Цель «корпоративной осени» была в том, чтобы перенести демонстрации в офисы и роскошные дома людей, которые получают выгоду от разрушения планеты. Тот, кто зарабатывает семь или девять долларов в час, вырубая последние секвойи, не получает никакой выгоды от этого. Заработная плата в лесах округа Мендосино просто ужасающая. Девять баксов в час — это средний показатель. И есть много мексиканцев, включая нелегальных рабочих, которым платят меньше, чем за самую опасную работу в Соединенных Штатах. Это просто возмутительно — их эксплуатируют, чтобы разрушать Землю. Когда они закончат свою работу, корпорации их уволят, и у них не будет денег ни на переезд, ни на переобучение, ни на что-либо еще. Мы пытаемся четко определить, кто заслуживает порицания. Мы не обвиняем работающих в лесной промышленности людей, которые подвергаются эксплуатации. Мы виним тех, кто несет за все это ответственность.

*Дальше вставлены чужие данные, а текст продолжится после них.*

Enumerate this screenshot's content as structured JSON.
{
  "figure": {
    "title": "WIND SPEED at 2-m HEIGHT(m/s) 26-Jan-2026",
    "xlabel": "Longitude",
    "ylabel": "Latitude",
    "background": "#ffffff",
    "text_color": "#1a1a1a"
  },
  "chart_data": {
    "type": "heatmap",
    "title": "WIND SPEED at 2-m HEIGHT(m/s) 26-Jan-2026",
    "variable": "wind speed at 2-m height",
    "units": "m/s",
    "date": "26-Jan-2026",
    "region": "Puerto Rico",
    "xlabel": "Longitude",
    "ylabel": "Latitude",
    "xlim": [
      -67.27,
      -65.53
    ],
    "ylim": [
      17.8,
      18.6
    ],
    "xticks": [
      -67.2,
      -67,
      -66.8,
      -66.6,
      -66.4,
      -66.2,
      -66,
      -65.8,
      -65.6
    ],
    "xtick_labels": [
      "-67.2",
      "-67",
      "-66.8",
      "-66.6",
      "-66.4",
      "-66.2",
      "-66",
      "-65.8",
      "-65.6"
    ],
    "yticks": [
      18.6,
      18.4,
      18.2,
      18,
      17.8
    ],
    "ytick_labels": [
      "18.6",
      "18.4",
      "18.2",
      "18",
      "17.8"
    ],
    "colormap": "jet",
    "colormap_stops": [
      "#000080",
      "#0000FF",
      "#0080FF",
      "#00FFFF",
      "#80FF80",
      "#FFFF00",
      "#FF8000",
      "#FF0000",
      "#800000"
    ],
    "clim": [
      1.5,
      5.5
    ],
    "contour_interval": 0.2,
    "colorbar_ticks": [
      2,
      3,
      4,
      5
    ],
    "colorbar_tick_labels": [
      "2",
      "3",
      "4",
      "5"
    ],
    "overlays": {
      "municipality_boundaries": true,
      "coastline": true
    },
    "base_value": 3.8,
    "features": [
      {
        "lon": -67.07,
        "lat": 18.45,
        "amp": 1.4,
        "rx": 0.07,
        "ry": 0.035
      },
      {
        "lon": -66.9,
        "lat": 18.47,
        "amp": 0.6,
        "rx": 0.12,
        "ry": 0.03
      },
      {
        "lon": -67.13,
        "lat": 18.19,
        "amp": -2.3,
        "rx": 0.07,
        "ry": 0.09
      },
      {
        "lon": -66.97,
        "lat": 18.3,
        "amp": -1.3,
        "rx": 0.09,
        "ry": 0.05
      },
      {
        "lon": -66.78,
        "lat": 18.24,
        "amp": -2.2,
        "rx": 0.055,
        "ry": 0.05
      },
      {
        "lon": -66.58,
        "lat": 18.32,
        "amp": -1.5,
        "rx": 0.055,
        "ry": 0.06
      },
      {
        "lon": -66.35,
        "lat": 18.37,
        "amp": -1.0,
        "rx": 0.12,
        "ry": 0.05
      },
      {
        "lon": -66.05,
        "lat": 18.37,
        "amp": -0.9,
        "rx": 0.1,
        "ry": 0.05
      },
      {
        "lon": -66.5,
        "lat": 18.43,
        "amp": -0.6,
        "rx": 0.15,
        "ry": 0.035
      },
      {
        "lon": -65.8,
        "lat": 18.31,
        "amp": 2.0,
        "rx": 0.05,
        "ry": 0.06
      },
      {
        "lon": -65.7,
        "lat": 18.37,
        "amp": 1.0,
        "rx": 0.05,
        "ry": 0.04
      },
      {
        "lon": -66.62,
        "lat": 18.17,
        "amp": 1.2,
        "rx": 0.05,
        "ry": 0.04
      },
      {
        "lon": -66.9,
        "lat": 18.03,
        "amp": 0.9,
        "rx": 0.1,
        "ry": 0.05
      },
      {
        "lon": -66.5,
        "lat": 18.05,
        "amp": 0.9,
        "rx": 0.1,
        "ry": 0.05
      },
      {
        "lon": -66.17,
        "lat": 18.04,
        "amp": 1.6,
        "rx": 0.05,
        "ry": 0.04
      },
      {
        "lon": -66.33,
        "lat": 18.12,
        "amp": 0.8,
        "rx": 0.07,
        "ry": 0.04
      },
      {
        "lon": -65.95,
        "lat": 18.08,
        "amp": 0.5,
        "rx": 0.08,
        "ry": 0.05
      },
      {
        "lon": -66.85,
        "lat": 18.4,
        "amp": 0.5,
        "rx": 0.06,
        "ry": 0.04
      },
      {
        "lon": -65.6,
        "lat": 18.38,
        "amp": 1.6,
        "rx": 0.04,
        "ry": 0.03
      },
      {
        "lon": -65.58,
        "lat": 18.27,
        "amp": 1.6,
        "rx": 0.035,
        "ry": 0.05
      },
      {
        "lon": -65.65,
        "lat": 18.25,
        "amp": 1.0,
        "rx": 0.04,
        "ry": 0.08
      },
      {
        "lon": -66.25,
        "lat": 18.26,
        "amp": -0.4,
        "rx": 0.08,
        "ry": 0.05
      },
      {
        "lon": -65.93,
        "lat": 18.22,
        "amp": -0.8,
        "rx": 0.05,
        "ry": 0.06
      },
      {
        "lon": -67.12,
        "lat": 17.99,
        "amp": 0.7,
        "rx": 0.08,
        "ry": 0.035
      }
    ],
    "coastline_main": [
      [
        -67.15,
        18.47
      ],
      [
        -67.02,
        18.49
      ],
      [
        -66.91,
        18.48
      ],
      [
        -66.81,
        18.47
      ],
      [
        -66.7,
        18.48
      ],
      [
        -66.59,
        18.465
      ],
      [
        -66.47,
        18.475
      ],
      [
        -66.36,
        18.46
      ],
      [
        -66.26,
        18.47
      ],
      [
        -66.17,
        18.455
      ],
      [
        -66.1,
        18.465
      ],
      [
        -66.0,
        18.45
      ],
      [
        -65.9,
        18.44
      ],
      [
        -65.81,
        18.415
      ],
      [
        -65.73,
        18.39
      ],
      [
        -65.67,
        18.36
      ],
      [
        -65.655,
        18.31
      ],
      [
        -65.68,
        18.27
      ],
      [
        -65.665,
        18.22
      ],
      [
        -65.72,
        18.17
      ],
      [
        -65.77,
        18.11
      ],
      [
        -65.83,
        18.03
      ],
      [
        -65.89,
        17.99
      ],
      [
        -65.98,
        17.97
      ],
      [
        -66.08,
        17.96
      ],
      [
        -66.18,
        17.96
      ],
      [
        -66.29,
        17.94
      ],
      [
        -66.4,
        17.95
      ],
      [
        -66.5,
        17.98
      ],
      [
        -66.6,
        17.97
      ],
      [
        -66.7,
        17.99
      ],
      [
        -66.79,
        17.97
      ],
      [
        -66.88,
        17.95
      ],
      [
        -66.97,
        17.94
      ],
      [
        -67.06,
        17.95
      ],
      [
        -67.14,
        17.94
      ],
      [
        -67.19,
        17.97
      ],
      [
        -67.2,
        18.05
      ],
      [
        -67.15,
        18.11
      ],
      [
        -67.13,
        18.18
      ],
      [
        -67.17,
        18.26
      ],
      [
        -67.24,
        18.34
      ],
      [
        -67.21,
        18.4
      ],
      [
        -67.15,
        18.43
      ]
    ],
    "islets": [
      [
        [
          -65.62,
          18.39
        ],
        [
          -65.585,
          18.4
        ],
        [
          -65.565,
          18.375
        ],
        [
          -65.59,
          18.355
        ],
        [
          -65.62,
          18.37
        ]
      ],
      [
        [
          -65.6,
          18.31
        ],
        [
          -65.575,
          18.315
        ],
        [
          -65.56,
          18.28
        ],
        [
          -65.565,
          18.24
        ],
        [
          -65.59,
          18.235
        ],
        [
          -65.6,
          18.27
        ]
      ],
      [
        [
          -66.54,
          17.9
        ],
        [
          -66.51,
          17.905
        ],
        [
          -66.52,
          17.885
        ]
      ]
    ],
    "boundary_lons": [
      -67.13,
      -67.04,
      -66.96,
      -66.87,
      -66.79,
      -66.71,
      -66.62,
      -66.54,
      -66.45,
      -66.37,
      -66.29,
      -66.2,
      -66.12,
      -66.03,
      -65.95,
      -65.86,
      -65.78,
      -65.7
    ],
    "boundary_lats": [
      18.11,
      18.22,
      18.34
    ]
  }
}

Тогда Центральноамериканские группы устраивали демонстрации. У нас были люди, которые работали над антиядерными и мирными вопросами. Итак, еще одна вещь, которую мы сделали, — это помогли связать различные проблемы и энвайронментализм с частью массового протестного движения, от которой он был печально отделен.
— Как вы думаете, почему защитники окружающей среды остались в стороне от основных прогрессивных движений?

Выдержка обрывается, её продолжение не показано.